Les enseignants du secteur technique public en colère face au ministère de l’Éducation. Photo ANI
Un sit-in de protestation a été organisé hier par le comité de coordination des enseignants contractuels de l'enseignement technique public, face au siège du ministère de l'Éducation et de l'Enseignement supérieur.
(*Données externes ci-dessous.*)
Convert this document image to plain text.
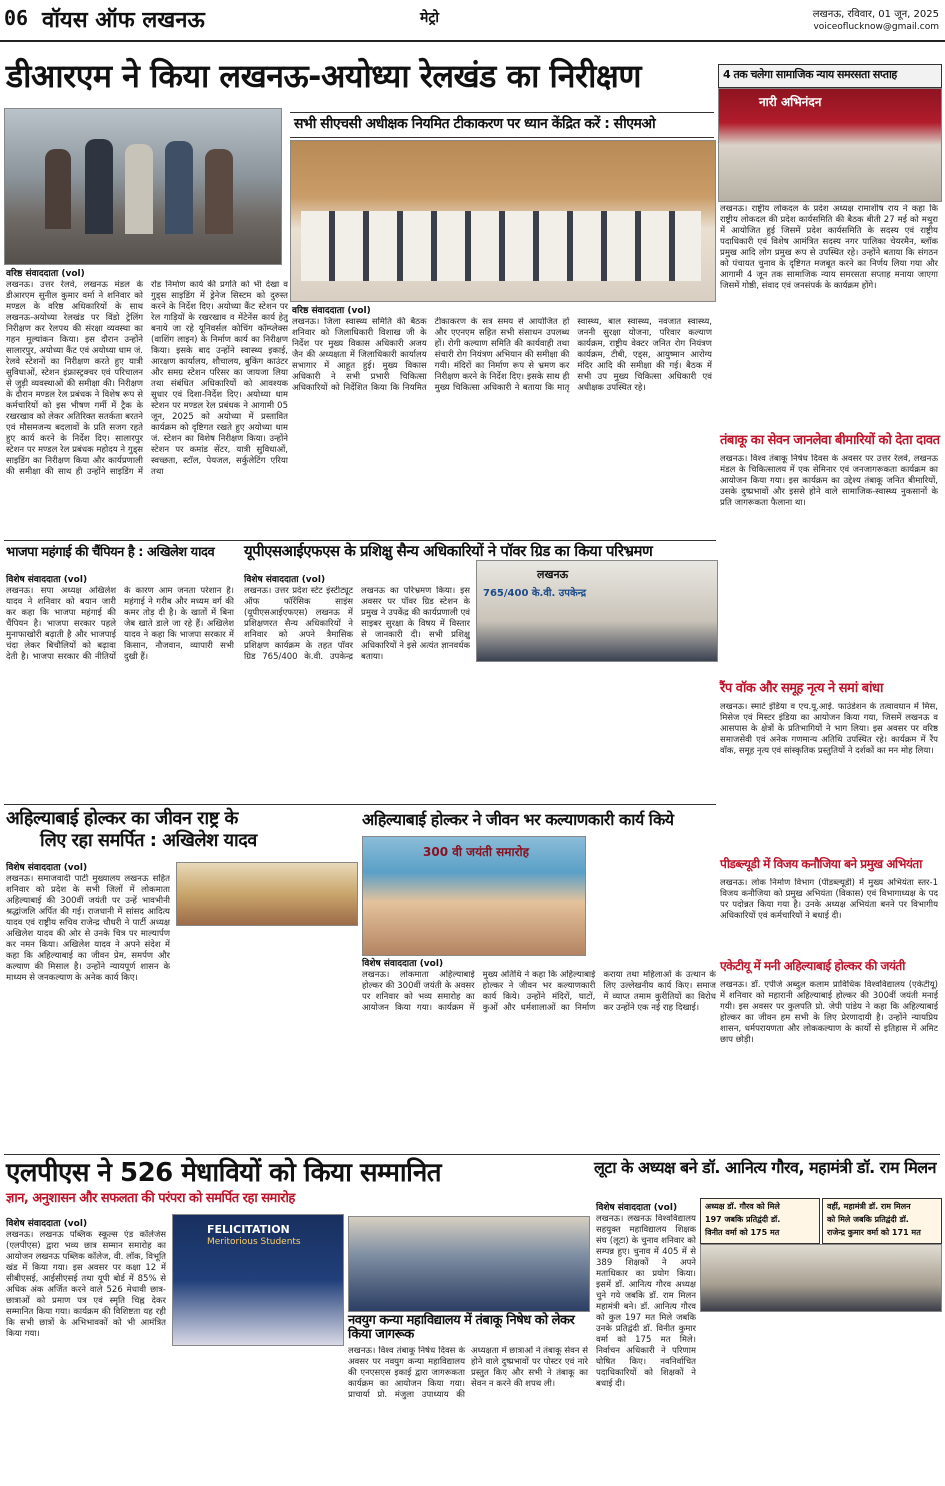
06 वॉयस ऑफ लखनऊ	मेट्रो	लखनऊ, रविवार, 01 जून, 2025
voiceoflucknow@gmail.com
डीआरएम ने किया लखनऊ-अयोध्या रेलखंड का निरीक्षण
वरिष्ठ संवाददाता (vol)
लखनऊ। उत्तर रेलवे, लखनऊ मंडल के डीआरएम सुनील कुमार वर्मा ने शनिवार को मण्डल के वरिष्ठ अधिकारियों के साथ लखनऊ-अयोध्या रेलखंड पर विंडो ट्रेलिंग निरीक्षण कर रेलपथ की संरक्षा व्यवस्था का गहन मूल्यांकन किया। इस दौरान उन्होंने सालारपुर, अयोध्या कैंट एवं अयोध्या धाम जं. रेलवे स्टेशनों का निरीक्षण करते हुए यात्री सुविधाओं, स्टेशन इंफ्रास्ट्रक्चर एवं परिचालन से जुड़ी व्यवस्थाओं की समीक्षा की। निरीक्षण के दौरान मण्डल रेल प्रबंधक ने विशेष रूप से कर्मचारियों को इस भीषण गर्मी में ट्रैक के रखरखाव को लेकर अतिरिक्त सतर्कता बरतने एवं मौसमजन्य बदलावों के प्रति सजग रहते हुए कार्य करने के निर्देश दिए। सालारपुर स्टेशन पर मण्डल रेल प्रबंधक महोदय ने गुड्स साइडिंग का निरीक्षण किया और कार्यप्रणाली की समीक्षा की साथ ही उन्होंने साइडिंग में रोड निर्माण कार्य की प्रगति को भी देखा व गुड्स साइडिंग में ड्रेनेज सिस्टम को दुरुस्त करने के निर्देश दिए। अयोध्या कैंट स्टेशन पर रेल गाड़ियों के रखरखाव व मेंटेनेंस कार्य हेतु बनाये जा रहे यूनिवर्सल कोचिंग कॉम्प्लेक्स (वाशिंग लाइन) के निर्माण कार्य का निरीक्षण किया। इसके बाद उन्होंने स्वास्थ्य इकाई, आरक्षण कार्यालय, शौचालय, बुकिंग काउंटर और समग्र स्टेशन परिसर का जायजा लिया तथा संबंधित अधिकारियों को आवश्यक सुधार एवं दिशा-निर्देश दिए। अयोध्या धाम स्टेशन पर मण्डल रेल प्रबंधक ने आगामी 05 जून, 2025 को अयोध्या में प्रस्तावित कार्यक्रम को दृष्टिगत रखते हुए अयोध्या धाम जं. स्टेशन का विशेष निरीक्षण किया। उन्होंने स्टेशन पर कमांड सेंटर, यात्री सुविधाओं, स्वच्छता, स्टॉल, पेयजल, सर्कुलेटिंग एरिया तथा
सभी सीएचसी अधीक्षक नियमित टीकाकरण पर ध्यान केंद्रित करें : सीएमओ
वरिष्ठ संवाददाता (vol)
लखनऊ। जिला स्वास्थ्य समिति की बैठक शनिवार को जिलाधिकारी विशाख जी के निर्देश पर मुख्य विकास अधिकारी अजय जैन की अध्यक्षता में जिलाधिकारी कार्यालय सभागार में आहूत हुई। मुख्य विकास अधिकारी ने सभी प्रभारी चिकित्सा अधिकारियों को निर्देशित किया कि नियमित टीकाकरण के सत्र समय से आयोजित हों और एएनएम सहित सभी संसाधन उपलब्ध हों। रोगी कल्याण समिति की कार्यवाही तथा संचारी रोग नियंत्रण अभियान की समीक्षा की गयी। मंदिरों का निर्माण रूप से भ्रमण कर निरीक्षण करने के निर्देश दिए। इसके साथ ही मुख्य चिकित्सा अधिकारी ने बताया कि मातृ स्वास्थ्य, बाल स्वास्थ्य, नवजात स्वास्थ्य, जननी सुरक्षा योजना, परिवार कल्याण कार्यक्रम, राष्ट्रीय वेक्टर जनित रोग नियंत्रण कार्यक्रम, टीबी, एड्स, आयुष्मान आरोग्य मंदिर आदि की समीक्षा की गई। बैठक में सभी उप मुख्य चिकित्सा अधिकारी एवं अधीक्षक उपस्थित रहे।
4 तक चलेगा सामाजिक न्याय समरसता सप्ताह
नारी अभिनंदन
लखनऊ। राष्ट्रीय लोकदल के प्रदेश अध्यक्ष रामाशीष राय ने कहा कि राष्ट्रीय लोकदल की प्रदेश कार्यसमिति की बैठक बीती 27 मई को मथुरा में आयोजित हुई जिसमें प्रदेश कार्यसमिति के सदस्य एवं राष्ट्रीय पदाधिकारी एवं विशेष आमंत्रित सदस्य नगर पालिका चेयरमैन, ब्लॉक प्रमुख आदि लोग प्रमुख रूप से उपस्थित रहे। उन्होंने बताया कि संगठन को पंचायत चुनाव के दृष्टिगत मजबूत करने का निर्णय लिया गया और आगामी 4 जून तक सामाजिक न्याय समरसता सप्ताह मनाया जाएगा जिसमें गोष्ठी, संवाद एवं जनसंपर्क के कार्यक्रम होंगे।
तंबाकू का सेवन जानलेवा बीमारियों को देता दावत
लखनऊ। विश्व तंबाकू निषेध दिवस के अवसर पर उत्तर रेलवे, लखनऊ मंडल के चिकित्सालय में एक सेमिनार एवं जनजागरूकता कार्यक्रम का आयोजन किया गया। इस कार्यक्रम का उद्देश्य तंबाकू जनित बीमारियों, उसके दुष्प्रभावों और इससे होने वाले सामाजिक-स्वास्थ्य नुकसानों के प्रति जागरूकता फैलाना था।
रैंप वॉक और समूह नृत्य ने समां बांधा
लखनऊ। स्मार्ट इंडिया व एच.यू.आई. फाउंडेशन के तत्वावधान में मिस, मिसेज एवं मिस्टर इंडिया का आयोजन किया गया, जिसमें लखनऊ व आसपास के क्षेत्रों के प्रतिभागियों ने भाग लिया। इस अवसर पर वरिष्ठ समाजसेवी एवं अनेक गणमान्य अतिथि उपस्थित रहे। कार्यक्रम में रैंप वॉक, समूह नृत्य एवं सांस्कृतिक प्रस्तुतियों ने दर्शकों का मन मोह लिया।
पीडब्ल्यूडी में विजय कनौजिया बने प्रमुख अभियंता
लखनऊ। लोक निर्माण विभाग (पीडब्ल्यूडी) में मुख्य अभियंता स्तर-1 विजय कनौजिया को प्रमुख अभियंता (विकास) एवं विभागाध्यक्ष के पद पर पदोन्नत किया गया है। उनके अध्यक्ष अभियंता बनने पर विभागीय अधिकारियों एवं कर्मचारियों ने बधाई दी।
एकेटीयू में मनी अहिल्याबाई होल्कर की जयंती
लखनऊ। डॉ. एपीजे अब्दुल कलाम प्राविधिक विश्वविद्यालय (एकेटीयू) में शनिवार को महारानी अहिल्याबाई होल्कर की 300वीं जयंती मनाई गयी। इस अवसर पर कुलपति प्रो. जेपी पांडेय ने कहा कि अहिल्याबाई होल्कर का जीवन हम सभी के लिए प्रेरणादायी है। उन्होंने न्यायप्रिय शासन, धर्मपरायणता और लोककल्याण के कार्यों से इतिहास में अमिट छाप छोड़ी।
भाजपा महंगाई की चैंपियन है : अखिलेश यादव
विशेष संवाददाता (vol)
लखनऊ। सपा अध्यक्ष अखिलेश यादव ने शनिवार को बयान जारी कर कहा कि भाजपा महंगाई की चैंपियन है। भाजपा सरकार पहले मुनाफाखोरी बढ़ाती है और भाजपाई चंदा लेकर बिचौलियों को बढ़ावा देती है। भाजपा सरकार की नीतियों के कारण आम जनता परेशान है। महंगाई ने गरीब और मध्यम वर्ग की कमर तोड़ दी है। के खातों में बिना जेब खाते डाले जा रहे हैं। अखिलेश यादव ने कहा कि भाजपा सरकार में किसान, नौजवान, व्यापारी सभी दुखी हैं।
यूपीएसआईएफएस के प्रशिक्षु सैन्य अधिकारियों ने पॉवर ग्रिड का किया परिभ्रमण
विशेष संवाददाता (vol)
लखनऊ। उत्तर प्रदेश स्टेट इंस्टीट्यूट ऑफ फॉरेंसिक साइंस (यूपीएसआईएफएस) लखनऊ में प्रशिक्षणरत सैन्य अधिकारियों ने शनिवार को अपने त्रैमासिक प्रशिक्षण कार्यक्रम के तहत पॉवर ग्रिड 765/400 के.वी. उपकेन्द्र लखनऊ का परिभ्रमण किया। इस अवसर पर पॉवर ग्रिड स्टेशन के प्रमुख ने उपकेंद्र की कार्यप्रणाली एवं साइबर सुरक्षा के विषय में विस्तार से जानकारी दी। सभी प्रशिक्षु अधिकारियों ने इसे अत्यंत ज्ञानवर्धक बताया।
लखनऊ
765/400 के.वी. उपकेन्द्र
अहिल्याबाई होल्कर का जीवन राष्ट्र के
लिए रहा समर्पित : अखिलेश यादव
विशेष संवाददाता (vol)
लखनऊ। समाजवादी पार्टी मुख्यालय लखनऊ सहित शनिवार को प्रदेश के सभी जिलों में लोकमाता अहिल्याबाई की 300वीं जयंती पर उन्हें भावभीनी श्रद्धांजलि अर्पित की गई। राजधानी में सांसद आदित्य यादव एवं राष्ट्रीय सचिव राजेन्द्र चौधरी ने पार्टी अध्यक्ष अखिलेश यादव की ओर से उनके चित्र पर माल्यार्पण कर नमन किया। अखिलेश यादव ने अपने संदेश में कहा कि अहिल्याबाई का जीवन प्रेम, समर्पण और कल्याण की मिसाल है। उन्होंने न्यायपूर्ण शासन के माध्यम से जनकल्याण के अनेक कार्य किए।
अहिल्याबाई होल्कर ने जीवन भर कल्याणकारी कार्य किये
300 वी जयंती समारोह
विशेष संवाददाता (vol)
लखनऊ। लोकमाता अहिल्याबाई होल्कर की 300वीं जयंती के अवसर पर शनिवार को भव्य समारोह का आयोजन किया गया। कार्यक्रम में मुख्य अतिथि ने कहा कि अहिल्याबाई होल्कर ने जीवन भर कल्याणकारी कार्य किये। उन्होंने मंदिरों, घाटों, कुओं और धर्मशालाओं का निर्माण कराया तथा महिलाओं के उत्थान के लिए उल्लेखनीय कार्य किए। समाज में व्याप्त तमाम कुरीतियों का विरोध कर उन्होंने एक नई राह दिखाई।
एलपीएस ने 526 मेधावियों को किया सम्मानित
ज्ञान, अनुशासन और सफलता की परंपरा को समर्पित रहा समारोह
विशेष संवाददाता (vol)
लखनऊ। लखनऊ पब्लिक स्कूल्स एंड कॉलेजेस (एलपीएस) द्वारा भव्य छात्र सम्मान समारोह का आयोजन लखनऊ पब्लिक कॉलेज, वी. लॉक, विभूति खंड में किया गया। इस अवसर पर कक्षा 12 में सीबीएसई, आईसीएसई तथा यूपी बोर्ड में 85% से अधिक अंक अर्जित करने वाले 526 मेधावी छात्र-छात्राओं को प्रमाण पत्र एवं स्मृति चिह्न देकर सम्मानित किया गया। कार्यक्रम की विशिष्टता यह रही कि सभी छात्रों के अभिभावकों को भी आमंत्रित किया गया।
FELICITATION
Meritorious Students
नवयुग कन्या महाविद्यालय में तंबाकू निषेध को लेकर किया जागरूक
लखनऊ। विश्व तंबाकू निषेध दिवस के अवसर पर नवयुग कन्या महाविद्यालय की एनएसएस इकाई द्वारा जागरूकता कार्यक्रम का आयोजन किया गया। प्राचार्या प्रो. मंजुला उपाध्याय की अध्यक्षता में छात्राओं ने तंबाकू सेवन से होने वाले दुष्प्रभावों पर पोस्टर एवं नारे प्रस्तुत किए और सभी ने तंबाकू का सेवन न करने की शपथ ली।
लूटा के अध्यक्ष बने डॉ. आनित्य गौरव, महामंत्री डॉ. राम मिलन
विशेष संवाददाता (vol)	अध्यक्ष डॉ. गौरव को मिले
197 जबकि प्रतिद्वंदी डॉ.
विनीत वर्मा को 175 मत
वहीं, महामंत्री डॉ. राम मिलन
को मिले जबकि प्रतिद्वंदी डॉ.
राजेन्द्र कुमार वर्मा को 171 मत
लखनऊ। लखनऊ विश्वविद्यालय सहयुक्त महाविद्यालय शिक्षक संघ (लूटा) के चुनाव शनिवार को सम्पन्न हुए। चुनाव में 405 में से 389 शिक्षकों ने अपने मताधिकार का प्रयोग किया। इसमें डॉ. आनित्य गौरव अध्यक्ष चुने गये जबकि डॉ. राम मिलन महामंत्री बने। डॉ. आनित्य गौरव को कुल 197 मत मिले जबकि उनके प्रतिद्वंदी डॉ. विनीत कुमार वर्मा को 175 मत मिले। निर्वाचन अधिकारी ने परिणाम घोषित किए। नवनिर्वाचित पदाधिकारियों को शिक्षकों ने बधाई दी।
Les protestataires dénoncent une injustice fondamentale : privés de concours d'entrée au cadre de l'enseignement officiel depuis 1997 (vingt ans, rien de moins ! ) contrairement à d'autres filières, ils ont constaté avec stupéfaction que des contrats de longue durée viennent d'être proposés à d'autres postulants, en pleine année scolaire, sans que leurs droits, ou tout au moins leur présence auprès des élèves, ne soient pris en considération...
C'est donc avec beaucoup d'amertume que Walid Nmeir s'est exprimé au nom de ses collègues, s'adressant au ministre de l'Éducation Marwan Hamadé, ainsi qu'au président de la République et aux différents responsables. « Cela fait vingt ans qu'aucun concours d'entrée au cadre n'a été organisé à l'intention des enseignants du secteur technique public, contrairement aux enseignants des autres filières, a-t-il déploré. Pourquoi cette injustice, et qui a décidé de cette discrimination ? Qui en profite ? »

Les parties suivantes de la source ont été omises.